A abertura da iniciativa ficou a cargo de Elizabete Silva, vereadora da Câmara Municipal de Gaia com o pelouro dos Assuntos Sociais. Para a autarca, é fundamental promover a participação ativa dos cidadãos na vida do Município. Um dos grandes objetivos do Conselho Sénior Municipal é precisamente envolver as pessoas mais velhas nas decisões que influenciam o território. Este conselho é entendido como um movimento de participação, uma verdadeira comunidade de ideias, onde todas as pessoas têm espaço para contribuir.
O fórum contou com intervenções de especialistas nas áreas de gerontologia e psicogerontologia, entre os quais Isabel Viana (Instituto de Educação da Universidade do Minho), Sara Guerra (gerontóloga da Universidade de Aveiro) e Susana Sousa (psicóloga clínica e professora no ICBAS).
Segundo Sara Guerra, envelhecer bem é muito mais do que manter o corpo saudável: é manter laços. As chamadas Zonas Azuis — regiões do planeta onde as pessoas vivem significativamente mais tempo — ilustram bem esta ideia. Nesses locais, é comum encontrar pessoas com 100 anos que ainda conduzem, fazem as tarefas da casa e participam ativamente no quotidiano. Um dos segredos dessa longevidade é a existência de vínculos sociais muito fortes. Os habitantes destas zonas vivem muitas vezes perto dos filhos e netos e desempenham papéis ativos na comunidade. Estes laços emocionais reforçam comportamentos saudáveis e contribuem de forma decisiva para um envelhecimento mais pleno e equilibrado.

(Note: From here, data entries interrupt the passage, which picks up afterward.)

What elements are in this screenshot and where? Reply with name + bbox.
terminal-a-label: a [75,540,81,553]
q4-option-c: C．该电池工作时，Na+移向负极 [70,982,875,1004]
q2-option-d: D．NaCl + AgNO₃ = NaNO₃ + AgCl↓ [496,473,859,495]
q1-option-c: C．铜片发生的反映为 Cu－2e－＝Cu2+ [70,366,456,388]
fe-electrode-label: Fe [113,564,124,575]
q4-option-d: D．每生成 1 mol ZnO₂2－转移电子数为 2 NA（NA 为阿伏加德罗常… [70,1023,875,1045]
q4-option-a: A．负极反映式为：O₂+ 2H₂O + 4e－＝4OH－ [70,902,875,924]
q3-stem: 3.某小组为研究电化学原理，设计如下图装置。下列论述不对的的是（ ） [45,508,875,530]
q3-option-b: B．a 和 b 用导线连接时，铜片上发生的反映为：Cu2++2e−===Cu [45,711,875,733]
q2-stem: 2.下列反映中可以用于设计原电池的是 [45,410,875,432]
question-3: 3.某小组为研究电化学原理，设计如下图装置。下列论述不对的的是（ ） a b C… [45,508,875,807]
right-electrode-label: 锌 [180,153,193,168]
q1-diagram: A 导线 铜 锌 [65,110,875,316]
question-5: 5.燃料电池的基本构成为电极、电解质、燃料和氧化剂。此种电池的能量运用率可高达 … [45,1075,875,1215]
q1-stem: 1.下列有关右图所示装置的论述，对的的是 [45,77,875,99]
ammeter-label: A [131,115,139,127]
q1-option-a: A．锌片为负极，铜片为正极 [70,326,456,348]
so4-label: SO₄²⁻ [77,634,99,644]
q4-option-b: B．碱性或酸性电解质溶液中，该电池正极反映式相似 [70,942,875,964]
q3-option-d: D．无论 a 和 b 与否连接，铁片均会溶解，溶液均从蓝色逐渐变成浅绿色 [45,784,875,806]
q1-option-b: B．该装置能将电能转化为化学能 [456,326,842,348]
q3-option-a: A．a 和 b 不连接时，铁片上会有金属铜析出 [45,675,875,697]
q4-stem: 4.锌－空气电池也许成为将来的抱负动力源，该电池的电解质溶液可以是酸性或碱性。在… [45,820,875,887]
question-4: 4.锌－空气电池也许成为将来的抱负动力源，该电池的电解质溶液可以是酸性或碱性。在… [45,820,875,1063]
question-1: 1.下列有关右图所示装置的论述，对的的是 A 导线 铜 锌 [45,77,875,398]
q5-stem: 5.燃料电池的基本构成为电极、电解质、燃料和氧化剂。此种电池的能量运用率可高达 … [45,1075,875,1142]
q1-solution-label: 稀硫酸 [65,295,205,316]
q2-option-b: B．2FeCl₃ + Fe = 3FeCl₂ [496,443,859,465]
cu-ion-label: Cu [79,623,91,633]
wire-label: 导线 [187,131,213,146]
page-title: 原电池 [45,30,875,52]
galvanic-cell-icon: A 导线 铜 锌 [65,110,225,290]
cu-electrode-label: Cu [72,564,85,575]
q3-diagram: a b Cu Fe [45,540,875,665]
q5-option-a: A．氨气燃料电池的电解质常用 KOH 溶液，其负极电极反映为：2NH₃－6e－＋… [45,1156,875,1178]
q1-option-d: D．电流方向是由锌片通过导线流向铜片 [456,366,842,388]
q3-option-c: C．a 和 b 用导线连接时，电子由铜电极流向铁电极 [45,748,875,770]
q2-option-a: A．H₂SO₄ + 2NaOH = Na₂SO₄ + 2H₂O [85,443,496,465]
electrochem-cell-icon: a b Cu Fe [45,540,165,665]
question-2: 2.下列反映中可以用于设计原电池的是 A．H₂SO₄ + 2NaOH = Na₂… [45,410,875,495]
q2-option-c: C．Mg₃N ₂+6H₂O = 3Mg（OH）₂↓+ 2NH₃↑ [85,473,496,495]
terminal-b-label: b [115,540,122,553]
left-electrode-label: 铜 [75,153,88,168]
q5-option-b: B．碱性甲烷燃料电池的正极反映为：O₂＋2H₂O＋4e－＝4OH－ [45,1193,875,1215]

Para Susana Sousa, o envelhecimento da população coloca desafios que exigem uma resposta eficaz e integrada. Para tal, é fundamental apoiar-se nos pilares do envelhecimento ativo, que incluem: saúde e bem-estar; autonomia e vida independente; desenvolvimento e aprendizagem ao longo da vida; vida laboral saudável ao longo de todo o ciclo de vida; rendimentos adequados e sustentabilidade económica no envelhecimento; e participação ativa na sociedade. A especialista destaca ainda que a estimulação cognitiva é tão importante quanto a atividade física. "Tal como os músculos, que se atrofiam quando não são exercitados, o cérebro também necessita de estímulos constantes. Sem essa estimulação, vamos perdendo gradualmente diversas funções cognitivas”, afirmou.
De acordo com Isabel Viana, vivemos um período marcado por um isolamento crescente, o que torna ainda mais necessária uma cidadania plena e a construção ativa de comunidade. Para isso, é essencial que as pessoas se sentam seguras, e é aqui que o poder local desempenha um papel fundamental. Para a responsável, uma verdadeira comunidade constrói-se quando todas as pessoas têm voz, participação e propósito, contribuindo para um espaço coletivo mais forte e coeso.
Além das palestras, o programa incluiu momentos de debate e testemunhos que abordaram temas como os desafios e oportunidades do envelhecimento ativo e a participação social dos mais velhos. Também foram apresentadas as propostas do Conselho Sénior Municipal, nomeadamente os Laboratórios Sociais, cujas sessões foram dinamizadas visando não apenas a discussão política, mas também a promoção do envelhecimento ativo, da cidadania e do bem-estar por meio de vivências práticas.
O fórum integrou o Plano de Ação das Comunidades Desfavorecidas, no âmbito do Plano de Recuperação e Resiliência (PRR), sublinhando o compromisso da autarquia com a criação de políticas que promovam o envelhecimento digno, a inclusão social e a qualidade de vida da população sénior.